Illusions in Man and Machine
From a computational point of view, many of the processes involved in the interpretation of images are estimation processes and can be analyzed using the tools of statistics and signal processing. Through analyses of early visual computations we found intrinsic limitations in many processes, which make it impossible to compute veridical estimates in all imaging situations. Specifically, we found three principles governing the estimation of static image features and image motion. These are (a) statistical biases affecting the estimation of all image features, which can account for many geometric optic illusions and motion patterns such as the Ouchi illusion; (b) asymmetry in the filters computing temporal derivatives, which can account for illusory motion in patterns with asymmetric intensity signal such as the Snake illusion; (c) effects from compression of the signal, which can account for errors in the estimation of lightness and color illusions. Since these limitations are inherent to the computations, we argue, that they will affect artificial as well as biological systems. To understand these limitations, can help us improve our machine vision methods when they are designed for constrained environments.
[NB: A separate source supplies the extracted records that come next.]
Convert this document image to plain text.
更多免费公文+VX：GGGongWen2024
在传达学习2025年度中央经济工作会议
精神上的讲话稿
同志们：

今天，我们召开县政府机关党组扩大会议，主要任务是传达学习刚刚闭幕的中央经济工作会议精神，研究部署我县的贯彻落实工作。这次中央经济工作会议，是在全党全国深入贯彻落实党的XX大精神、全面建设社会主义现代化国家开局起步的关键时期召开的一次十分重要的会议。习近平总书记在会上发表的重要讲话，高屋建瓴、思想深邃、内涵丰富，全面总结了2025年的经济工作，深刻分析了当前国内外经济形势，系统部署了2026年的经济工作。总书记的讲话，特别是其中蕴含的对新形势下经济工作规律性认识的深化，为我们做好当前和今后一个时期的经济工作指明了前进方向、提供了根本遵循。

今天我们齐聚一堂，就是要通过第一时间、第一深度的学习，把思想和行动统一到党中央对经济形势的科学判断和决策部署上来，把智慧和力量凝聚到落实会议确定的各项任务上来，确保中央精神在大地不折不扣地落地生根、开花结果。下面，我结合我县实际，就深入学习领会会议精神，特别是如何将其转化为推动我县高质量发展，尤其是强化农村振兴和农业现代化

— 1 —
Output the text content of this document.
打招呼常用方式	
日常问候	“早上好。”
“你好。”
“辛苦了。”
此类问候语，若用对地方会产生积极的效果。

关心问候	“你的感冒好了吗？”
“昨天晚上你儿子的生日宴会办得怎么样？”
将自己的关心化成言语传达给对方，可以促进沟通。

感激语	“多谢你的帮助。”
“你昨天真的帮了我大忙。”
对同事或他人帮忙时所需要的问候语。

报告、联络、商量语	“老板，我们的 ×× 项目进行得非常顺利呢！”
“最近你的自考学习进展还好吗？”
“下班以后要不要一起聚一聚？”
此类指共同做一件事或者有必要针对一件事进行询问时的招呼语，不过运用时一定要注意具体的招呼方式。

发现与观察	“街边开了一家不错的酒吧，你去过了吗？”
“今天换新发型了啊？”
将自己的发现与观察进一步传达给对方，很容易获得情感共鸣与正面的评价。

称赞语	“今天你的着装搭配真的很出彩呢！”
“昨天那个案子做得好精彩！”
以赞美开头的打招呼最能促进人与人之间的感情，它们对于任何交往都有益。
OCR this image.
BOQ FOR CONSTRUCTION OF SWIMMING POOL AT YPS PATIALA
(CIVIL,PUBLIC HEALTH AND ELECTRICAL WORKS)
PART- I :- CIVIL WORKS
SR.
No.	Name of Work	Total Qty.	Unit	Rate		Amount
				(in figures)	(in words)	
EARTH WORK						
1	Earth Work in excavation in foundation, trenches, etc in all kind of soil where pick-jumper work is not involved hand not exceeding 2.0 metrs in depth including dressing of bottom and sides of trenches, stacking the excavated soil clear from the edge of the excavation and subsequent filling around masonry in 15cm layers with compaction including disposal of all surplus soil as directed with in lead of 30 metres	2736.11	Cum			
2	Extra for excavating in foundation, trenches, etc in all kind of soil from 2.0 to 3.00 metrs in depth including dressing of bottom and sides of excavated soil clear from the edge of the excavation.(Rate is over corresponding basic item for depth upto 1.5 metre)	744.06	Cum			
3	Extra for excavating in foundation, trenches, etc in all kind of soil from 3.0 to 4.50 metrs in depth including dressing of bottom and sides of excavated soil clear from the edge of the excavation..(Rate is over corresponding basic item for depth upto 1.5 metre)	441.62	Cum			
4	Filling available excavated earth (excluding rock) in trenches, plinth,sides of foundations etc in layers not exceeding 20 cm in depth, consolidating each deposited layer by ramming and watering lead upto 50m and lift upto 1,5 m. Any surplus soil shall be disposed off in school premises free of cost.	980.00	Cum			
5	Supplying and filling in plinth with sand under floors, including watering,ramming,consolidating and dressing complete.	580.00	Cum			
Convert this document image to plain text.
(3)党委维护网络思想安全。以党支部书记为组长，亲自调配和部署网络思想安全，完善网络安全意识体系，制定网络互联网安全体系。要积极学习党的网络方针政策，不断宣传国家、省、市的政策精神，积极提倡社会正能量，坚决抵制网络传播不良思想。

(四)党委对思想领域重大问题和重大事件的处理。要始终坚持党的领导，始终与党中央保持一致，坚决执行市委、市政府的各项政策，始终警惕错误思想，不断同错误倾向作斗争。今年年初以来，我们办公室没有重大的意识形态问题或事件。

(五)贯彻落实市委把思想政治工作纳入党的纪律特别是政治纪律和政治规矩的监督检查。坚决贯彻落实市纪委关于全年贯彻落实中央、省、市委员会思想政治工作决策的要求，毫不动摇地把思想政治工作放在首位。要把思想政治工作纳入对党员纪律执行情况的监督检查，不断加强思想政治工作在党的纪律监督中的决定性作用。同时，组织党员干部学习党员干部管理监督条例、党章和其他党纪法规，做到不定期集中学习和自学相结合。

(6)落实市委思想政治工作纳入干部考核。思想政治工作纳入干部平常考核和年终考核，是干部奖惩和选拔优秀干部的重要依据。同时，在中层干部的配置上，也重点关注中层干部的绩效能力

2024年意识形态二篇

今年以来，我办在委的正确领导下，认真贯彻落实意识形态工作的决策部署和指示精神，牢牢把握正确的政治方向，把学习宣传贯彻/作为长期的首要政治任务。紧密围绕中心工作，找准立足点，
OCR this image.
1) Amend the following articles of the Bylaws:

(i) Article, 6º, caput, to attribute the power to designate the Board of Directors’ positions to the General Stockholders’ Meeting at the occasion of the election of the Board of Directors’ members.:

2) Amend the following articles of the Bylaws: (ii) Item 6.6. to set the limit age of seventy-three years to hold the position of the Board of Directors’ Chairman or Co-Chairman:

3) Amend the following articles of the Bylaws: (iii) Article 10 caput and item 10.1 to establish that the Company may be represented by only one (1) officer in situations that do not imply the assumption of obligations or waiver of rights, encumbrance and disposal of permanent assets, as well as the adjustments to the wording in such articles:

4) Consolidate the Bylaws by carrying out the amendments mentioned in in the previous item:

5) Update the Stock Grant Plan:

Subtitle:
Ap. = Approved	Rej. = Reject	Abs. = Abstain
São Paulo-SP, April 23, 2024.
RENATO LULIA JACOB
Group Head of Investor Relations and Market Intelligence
Computational Creation of a New Illusionary Solid Sign with the Hollow Structure
We present a new illusionary solid sign, so-called "hollow arrow sign", inspired by two kinds of illusions; "hollow mask illusion" and "crater illusion". This illusionary sign creates a visual illusion in such a way that the depth of the solid is inversely perceived for one's eyes due to the illumination direction. Moreover, the hollow sign appears to move in the same direction as the observer when he / she changes his / her observation point. In general, the productions to provide the visual illusion are obtained on an empirical basis. However, anyone can create this kind of the illusionary solid sign that is a solid sign with the hollow structure by our computational method to obtain the three-dimensional vertices of the illusionary solid.